From: Walter Roberson on
Adam Thibideau wrote:

> I have the following code to count how many points in a time series i
> will have when I average my input data. My problem is that my code
> takes way too long. Any suggestions on how to speed things up would be
> great because my input is about 60 million rows of csv data. Thanks in
> advance!

Take a subset of the input file, run the program on that subset, using
the profiler to measure the performance.
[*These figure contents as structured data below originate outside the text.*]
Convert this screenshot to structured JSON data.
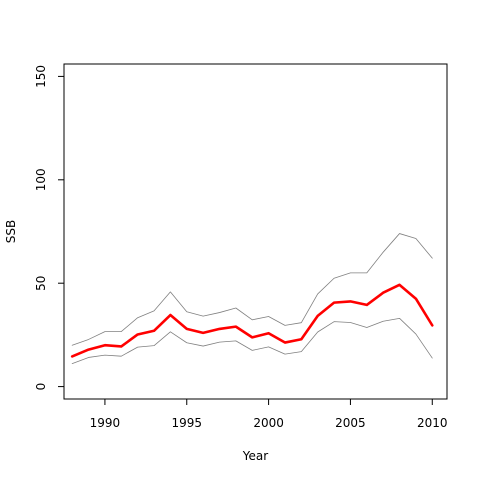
{
  "chart_data": {
    "type": "line",
    "title": "",
    "xlabel": "Year",
    "ylabel": "SSB",
    "xlim": [
      1987.5,
      2010.9
    ],
    "ylim": [
      -6,
      156
    ],
    "x_ticks": [
      "1990",
      "1995",
      "2000",
      "2005",
      "2010"
    ],
    "y_ticks": [
      "0",
      "50",
      "100",
      "150"
    ],
    "grid": false,
    "x": [
      1988,
      1989,
      1990,
      1991,
      1992,
      1993,
      1994,
      1995,
      1996,
      1997,
      1998,
      1999,
      2000,
      2001,
      2002,
      2003,
      2004,
      2005,
      2006,
      2007,
      2008,
      2009,
      2010
    ],
    "series": [
      {
        "role": "upper",
        "color": "#808080",
        "values": [
          20,
          22.8,
          26.6,
          26.6,
          33.3,
          36.6,
          45.8,
          36.2,
          34.1,
          35.8,
          38,
          32.3,
          33.9,
          29.6,
          30.9,
          44.8,
          52.4,
          55,
          55,
          65,
          74,
          71.6,
          62.1
        ]
      },
      {
        "role": "estimate",
        "color": "#ff0000",
        "values": [
          14.6,
          17.9,
          20,
          19.4,
          25.2,
          27,
          34.6,
          27.9,
          26,
          27.9,
          29,
          23.8,
          25.8,
          21.3,
          22.9,
          34.2,
          40.6,
          41.2,
          39.5,
          45.4,
          49.2,
          42.5,
          29.6
        ]
      },
      {
        "role": "lower",
        "color": "#808080",
        "values": [
          11.1,
          14.1,
          15.2,
          14.7,
          19.1,
          19.8,
          26.5,
          21.2,
          19.6,
          21.5,
          22.1,
          17.5,
          19.2,
          15.7,
          16.9,
          26.4,
          31.4,
          31,
          28.6,
          31.6,
          33,
          25.4,
          13.8
        ]
      }
    ]
  }
}
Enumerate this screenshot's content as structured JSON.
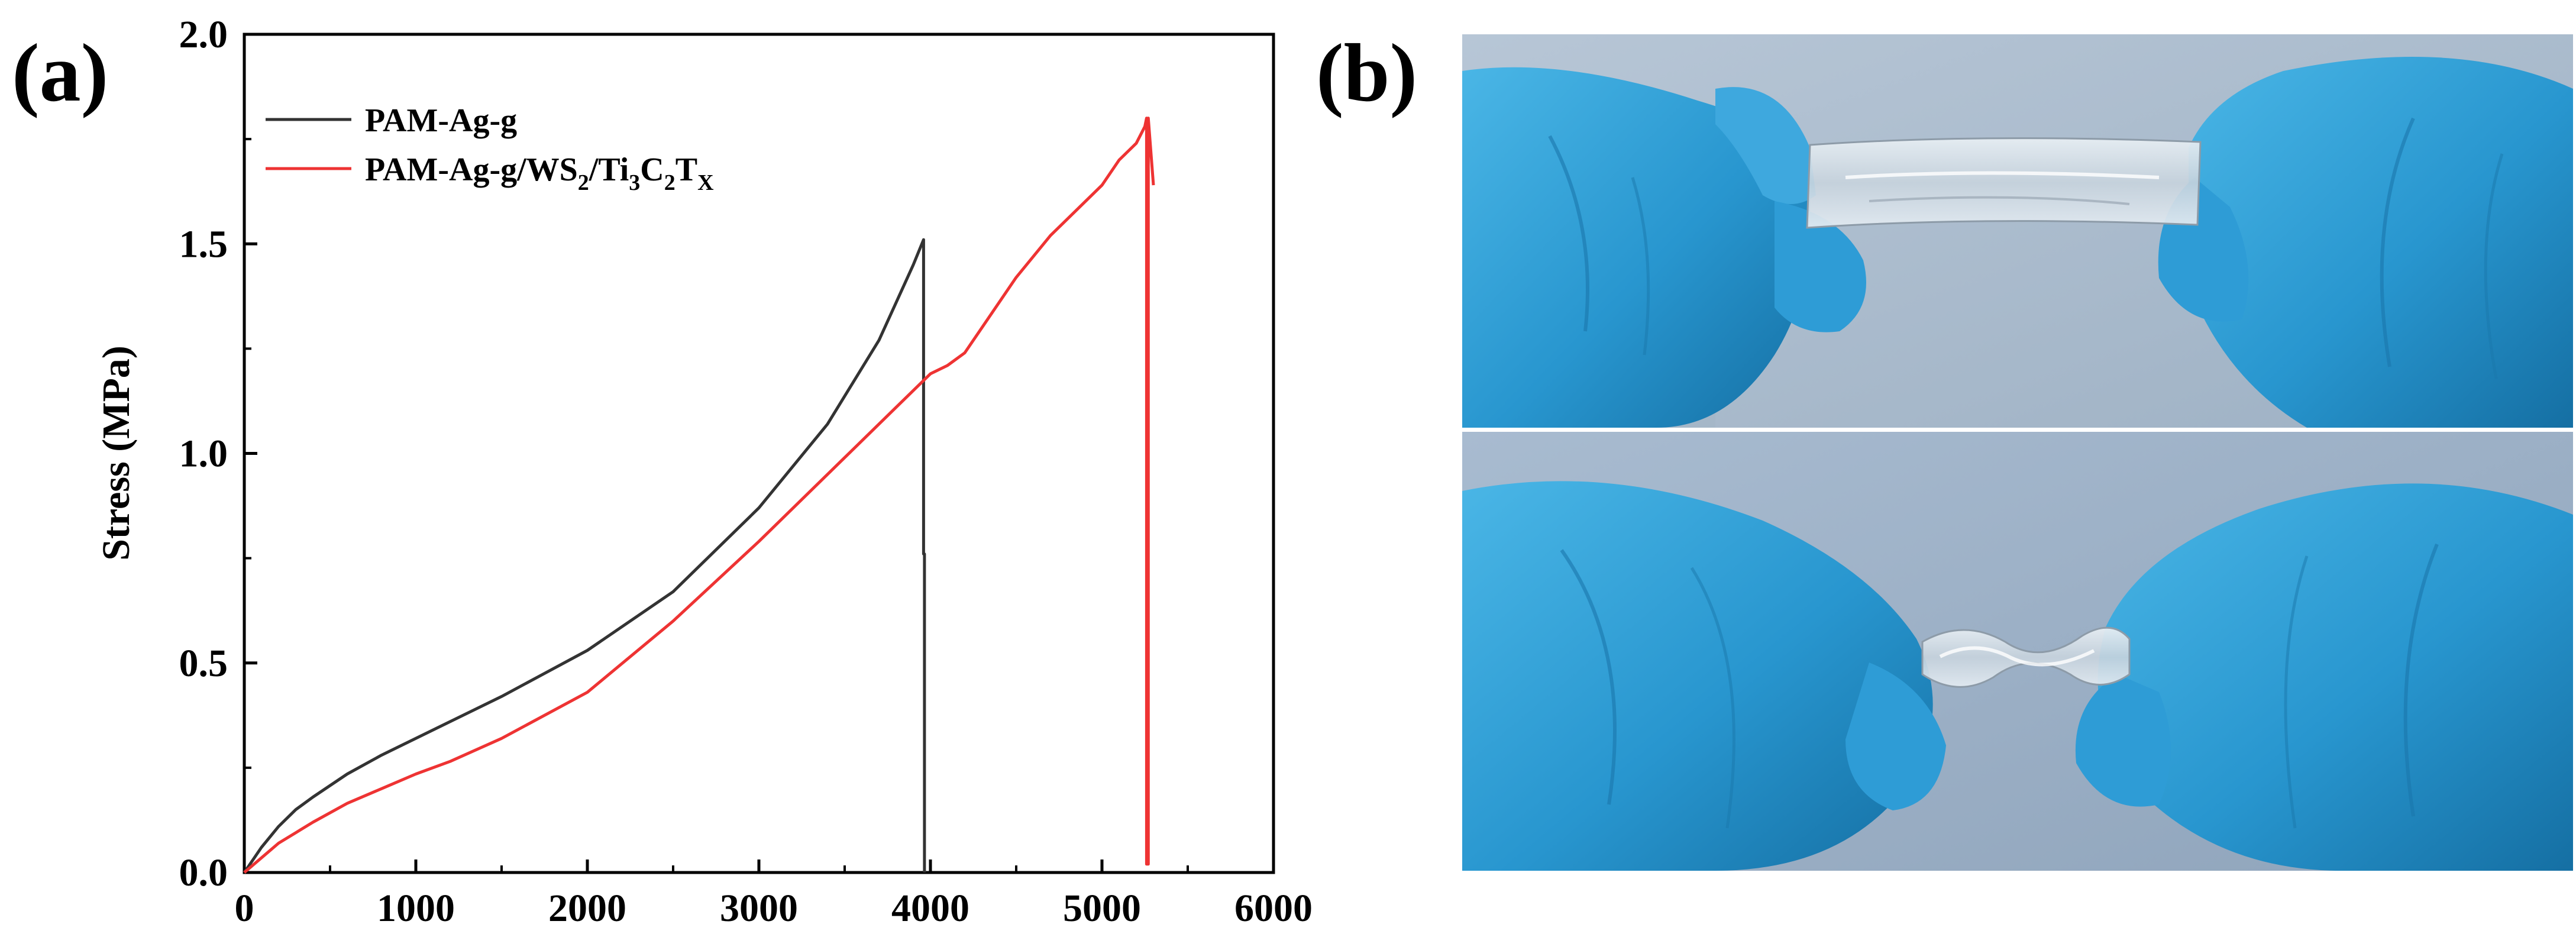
{
  "panels": {
    "a_label": "(a)",
    "b_label": "(b)"
  },
  "chart_data": {
    "type": "line",
    "title": "",
    "xlabel": "",
    "ylabel": "Stress (MPa)",
    "xlim": [
      0,
      6000
    ],
    "ylim": [
      0,
      2.0
    ],
    "x_ticks": [
      0,
      1000,
      2000,
      3000,
      4000,
      5000,
      6000
    ],
    "y_ticks": [
      0.0,
      0.5,
      1.0,
      1.5,
      2.0
    ],
    "x_tick_labels": [
      "0",
      "1000",
      "2000",
      "3000",
      "4000",
      "5000",
      "6000"
    ],
    "y_tick_labels": [
      "0.0",
      "0.5",
      "1.0",
      "1.5",
      "2.0"
    ],
    "grid": false,
    "legend_position": "top-left",
    "series": [
      {
        "name": "PAM-Ag-g",
        "label_main": "PAM-Ag-g",
        "color": "#333333",
        "x": [
          0,
          100,
          200,
          300,
          400,
          600,
          800,
          1000,
          1200,
          1500,
          2000,
          2500,
          3000,
          3400,
          3700,
          3900,
          3960,
          3960,
          3965,
          3965
        ],
        "y": [
          0,
          0.06,
          0.11,
          0.15,
          0.18,
          0.235,
          0.28,
          0.32,
          0.36,
          0.42,
          0.53,
          0.67,
          0.87,
          1.07,
          1.27,
          1.45,
          1.51,
          0.76,
          0.76,
          0.0
        ]
      },
      {
        "name": "PAM-Ag-g/WS2/Ti3C2TX",
        "label_main": "PAM-Ag-g/WS",
        "label_sub1": "2",
        "label_mid1": "/Ti",
        "label_sub2": "3",
        "label_mid2": "C",
        "label_sub3": "2",
        "label_mid3": "T",
        "label_sub4": "X",
        "color": "#ee3333",
        "x": [
          0,
          100,
          200,
          300,
          400,
          600,
          800,
          1000,
          1200,
          1500,
          2000,
          2500,
          3000,
          3500,
          4000,
          4100,
          4200,
          4500,
          4700,
          5000,
          5100,
          5200,
          5250,
          5260,
          5260,
          5270,
          5270,
          5300
        ],
        "y": [
          0,
          0.035,
          0.07,
          0.095,
          0.12,
          0.165,
          0.2,
          0.235,
          0.265,
          0.32,
          0.43,
          0.6,
          0.79,
          0.99,
          1.19,
          1.21,
          1.24,
          1.42,
          1.52,
          1.64,
          1.7,
          1.74,
          1.78,
          1.8,
          0.02,
          0.02,
          1.8,
          1.64
        ]
      }
    ]
  },
  "photos": {
    "top_caption": "",
    "bottom_caption": ""
  }
}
Look at the results of the
profiler to determine what is taking the most time and concentrate on
improving the performance of that.

Hints:

- parsing the year in as a decimal number and then sprintf()'ing that
decimal back into a string again is a waste of time: you might as well
leave it as a string

- your code assumes that the date will never jump forward into the same
5 minute slot; if you are willing to make that assumption than nearly
all of your date processing is a waste of time and you can make do with
string comparisons of the hour text fields and marginally more
sophisticated string comparisons of the minute text fields.
From: Jan Simon on
Dear Adam,


> tm={
> []
> double(YearV(i))
> char(TimeC(i))
> };
>
> currentDate = datevec(sprintf('%d %s', tm{2,1}, tm{3,1}), 'yyyymmdd HH:MM:SS');

There is absolutely no need to create the cell "tm". This was just an example to demonstrate the usage of SPRINTF to create a valid date string:
http://www.mathworks.com/matlabcentral/newsreader/view_thread/286603

The above lines can be simplified to:
currentDate = datevec(sprintf('%d %s', YearV(i), TimeC{i}),'yyyymmdd HH:MM:SS');

But I showed you a faster method alreayd to get the date vector. Because DATEVEC wastes the most time in your program, it would be a good idea to use it:
Year = floor(D / 1000);
Month = rem(D / 100, 100);
Day = rem(D, 100);
Time = sscanf(T, '%d:%d:%d');
V = [Year, Month, Day, reshape(Time, 1, 3)];

Kind regards, Jan
From: Adam Thibideau on
"Jan Simon" <matlab.THIS_YEAR(a)nMINUSsimon.de> wrote in message <i29sj2$gc8$1(a)fred.mathworks.com>...
> Dear Adam,
>
>
> > tm={
> > []
> > double(YearV(i))
> > char(TimeC(i))
> > };
> >
> > currentDate = datevec(sprintf('%d %s', tm{2,1}, tm{3,1}), 'yyyymmdd HH:MM:SS');
>
> There is absolutely no need to create the cell "tm". This was just an example to demonstrate the usage of SPRINTF to create a valid date string:
> http://www.mathworks.com/matlabcentral/newsreader/view_thread/286603
>
> The above lines can be simplified to:
> currentDate = datevec(sprintf('%d %s', YearV(i), TimeC{i}),'yyyymmdd HH:MM:SS');
>
> But I showed you a faster method alreayd to get the date vector. Because DATEVEC wastes the most time in your program, it would be a good idea to use it:
> Year = floor(D / 1000); <<<----------------- WHAT IS D??
> Month = rem(D / 100, 100);
> Day = rem(D, 100);
> Time = sscanf(T, '%d:%d:%d'); <<<---------WHAT IS T???
> V = [Year, Month, Day, reshape(Time, 1, 3)];
>
> Kind regards, Jan

Jan, Thanks for this suggestions. I would like to use it but I am a little confused. What is D and T ??